Certainly this letter was written to address a terribly important question in the mind of an eight year old little girl. For us though there is the even more crucial question for all mankind to answer: Is Jesus real, and is he who he claims to be? There are too many points of comparison between this letter and how we might answer that question if it were asked of us as His disciples?
However, one in particular stands out right from the beginning that is worth pondering. I believe that Mr. Church hit on something over 100 years ago that is even more rampant than I’m sure he could have ever imagined when he first penned those words. He told little Virginia that those who doubt the existence of Santa Claus, “have been affected by the skepticism of a skeptical age.” I think it quite plausible that Mr. Church comes from the same school as G. K. Chesterton who said:
“…But the new rebel is a Sceptic, and will not entirely trust anything. He has no loyalty; therefore he can never be really a revolutionist. And the fact that he doubts everything really gets in his way when he wants to denounce anything. For all denunciation implies a moral doctrine of some kind; and the modern revolutionist doubts not only the institution he denounces, but the doctrine by which he denounces it.
Thus he writes one book complaining that imperial oppression insults the purity of women, and then he writes another book (about the sex problem) in which he insults it himself. He curses the Sultan because Christian girls lose their virginity, and then curses Mrs. Grundy because they keep it. As a politician, he will cry out that war is a waste of life, and then, as a philosopher, that all life is waste of time.
A Russian pessimist will denounce a policeman for killing a peasant, and then prove by the highest philosophical principles that the peasant ought to have killed himself. A man denounces marriage as a lie, and then denounces aristocratic profligates for treating it as a lie. He calls a flag a bauble, and then blames the oppressors of Poland or Ireland because they take away that bauble. The man of this school goes first to a political meeting, where he complains that savages are treated as if they were beasts; then he takes his hat and umbrella and goes on to a scientific meeting, where he proves that they practically are beasts. In short, the modern revolutionist, being an infinite sceptic, is always engaged in undermining his own mines. In his book on politics he attacks men for trampling on morality; in his book on ethics he attacks morality for trampling on men. Therefore the modern man in revolt has become practically useless for all purposes of revolt. By rebelling against everything he has lost his right to rebel against anything…”
So here we are on Christmas morn to celebrate once again the birth of the Messiah, the Incarnation of our Lord and Saviour Jesus Christ. We’re doing so in an even more skeptical world than either Mr. Church or Mr. Chesterton saw in their day over a century ago. And yet, the person of Jesus is the true answer to the skeptics of that age, our age, and the age to come.
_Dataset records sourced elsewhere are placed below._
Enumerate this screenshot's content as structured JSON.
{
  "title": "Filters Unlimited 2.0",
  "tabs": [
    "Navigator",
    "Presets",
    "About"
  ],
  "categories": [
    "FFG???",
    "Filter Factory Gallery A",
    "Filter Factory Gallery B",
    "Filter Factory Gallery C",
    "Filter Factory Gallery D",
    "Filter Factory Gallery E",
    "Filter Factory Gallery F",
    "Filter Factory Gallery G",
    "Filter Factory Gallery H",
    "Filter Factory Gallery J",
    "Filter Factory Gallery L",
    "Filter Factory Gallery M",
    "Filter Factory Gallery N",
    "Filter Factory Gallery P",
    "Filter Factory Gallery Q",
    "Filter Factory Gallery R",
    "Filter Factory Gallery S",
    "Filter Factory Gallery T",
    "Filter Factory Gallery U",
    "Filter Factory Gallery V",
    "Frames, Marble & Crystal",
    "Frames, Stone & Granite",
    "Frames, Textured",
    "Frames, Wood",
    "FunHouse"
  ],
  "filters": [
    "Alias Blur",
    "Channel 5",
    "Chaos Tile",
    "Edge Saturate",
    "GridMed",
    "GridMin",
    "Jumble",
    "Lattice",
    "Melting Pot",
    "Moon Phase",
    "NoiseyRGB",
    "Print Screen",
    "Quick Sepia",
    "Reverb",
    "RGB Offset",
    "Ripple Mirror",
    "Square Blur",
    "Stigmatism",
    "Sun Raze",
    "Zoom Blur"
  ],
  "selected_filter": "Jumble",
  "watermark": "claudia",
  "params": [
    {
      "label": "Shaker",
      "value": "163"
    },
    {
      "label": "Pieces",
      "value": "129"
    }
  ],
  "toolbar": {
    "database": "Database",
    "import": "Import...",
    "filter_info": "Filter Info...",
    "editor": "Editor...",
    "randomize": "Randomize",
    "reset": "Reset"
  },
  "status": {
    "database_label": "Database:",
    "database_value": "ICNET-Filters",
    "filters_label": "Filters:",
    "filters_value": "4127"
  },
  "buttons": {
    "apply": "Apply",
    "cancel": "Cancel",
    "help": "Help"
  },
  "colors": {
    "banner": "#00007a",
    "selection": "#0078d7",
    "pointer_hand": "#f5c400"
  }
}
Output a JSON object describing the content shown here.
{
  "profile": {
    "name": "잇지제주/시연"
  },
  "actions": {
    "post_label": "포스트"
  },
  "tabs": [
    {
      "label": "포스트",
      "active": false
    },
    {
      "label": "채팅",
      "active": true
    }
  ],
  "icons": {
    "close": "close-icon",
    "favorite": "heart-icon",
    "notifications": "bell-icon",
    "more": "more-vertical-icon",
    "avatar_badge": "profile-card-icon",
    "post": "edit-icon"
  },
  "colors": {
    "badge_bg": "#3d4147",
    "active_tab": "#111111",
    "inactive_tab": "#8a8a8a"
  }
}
He has answered every skeptic in every age, and will continue to do so, the issue at hand for the believer is will we prepare a place for Him to rule as our Lord, heal those places marred with sin, and continue to make us holy as He Himself is Holy? That is our story, and what we celebrate again this day.
Yes, Virginia, there is a Santa Claus. However, more important than that Virginia, there is a Saviour born this day who is Christ the Lord. He lives, and He lives forever. A thousand years from now, Virginia, nay ten times ten thousand years from now, Jesus will continue to make glad the heart of men if we but welcome Him in, and prepare a place for Him in our hears to rule for all eternity.
Merry Christmas, and Thanks be to God!